The below article was published in The Guardian newspaper on Friday 11 November 2011.
Britain would remain on a "business as usual" footing in the event of a global flu outbreak - with no closing of borders or ban on mass gatherings or restrictions on public transport - under the new national plan for dealing with a pandemic.
There would be no widespread school closures or public use of antivirals to prevent the disease, under the strategy published by four UK health departments yesterday.
Although the NHS is being told to prepare for an extra 210,000 to 315,000 deaths over a 15-week period in a pandemic, the updated plan demands a "proportionate" response to an emergency and distinguishes between low-, moderate- and high-impact measures, depending on the severity and spread of the virus.

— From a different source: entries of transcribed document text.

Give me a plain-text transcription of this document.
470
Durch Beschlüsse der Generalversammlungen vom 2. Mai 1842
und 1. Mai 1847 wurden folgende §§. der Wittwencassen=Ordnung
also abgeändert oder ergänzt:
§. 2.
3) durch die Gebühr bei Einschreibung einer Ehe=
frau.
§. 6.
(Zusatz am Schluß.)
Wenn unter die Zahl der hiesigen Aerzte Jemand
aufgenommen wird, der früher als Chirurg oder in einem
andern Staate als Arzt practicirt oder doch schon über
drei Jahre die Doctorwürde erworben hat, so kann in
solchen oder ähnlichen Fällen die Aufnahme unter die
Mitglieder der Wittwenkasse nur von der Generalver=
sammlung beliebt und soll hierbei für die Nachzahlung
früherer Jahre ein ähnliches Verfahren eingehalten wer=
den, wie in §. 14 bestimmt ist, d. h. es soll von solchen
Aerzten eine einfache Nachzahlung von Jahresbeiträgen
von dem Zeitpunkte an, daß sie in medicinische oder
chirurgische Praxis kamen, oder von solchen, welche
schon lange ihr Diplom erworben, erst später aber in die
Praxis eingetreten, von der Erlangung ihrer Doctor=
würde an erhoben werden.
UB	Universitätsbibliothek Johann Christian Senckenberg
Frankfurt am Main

Ministers appear determined to show what they regard as more measured, but not complacent, planning assumptions after the UK escaped lightly from scares over H5N1 bird flu in 1997 and 2003 and the first pandemic of the 21st century, H1N1 swine flu in 2009. In the UK, most people who caught H1N1 developed relatively mild illnesses.
The do-it-yourself health measures taken during seasonal flu outbreaks can reduce the spread of infection and treat mild to moderate symptoms, says the document. These include washing hands properly, staying at home, keeping warm, drinking plenty of fluids and using over-the-counter cold and flu medicines.
However, identifying the strain of virus could take time, with production of specific vaccines taking four to six months. If 50% of employees were absent from work for an average of 1.5 weeks, the report says, there might be a £28bn loss of gross domestic product. In a widespread and severe pandemic, 15-20% of staff could be absent on any given day. More could take time off to care for sick dependants or look after children if schools were closed.
Healthcare workers would get face masks and respirators for treating sick patients, but such items would not be issued to the public, who might not use them correctly, change them regularly or dispose of them properly.
Closing airports, ports and international rail terminals would only delay, not stop, the arrival of a pandemic, while causing problems for food, medical an other supplies. Thermal screening of pasengers is dismissed as a waste of time, money and staff. Restricting transport and mass events would also be avoided. The emphasis would be on people who felt ill to be responsible and stay at home.
Andrew Lansley, the health secretary said: "This strategy sets out a clear framework to help planners in the NHS and other services to make sure we respond effectively to a flu pandemic."
The UK received a pat on the back from the World Health Organisation, whose assistant director general, Keiji Fukuda said: "The UK remains among the leaders worldwide in preparing for a pandemic."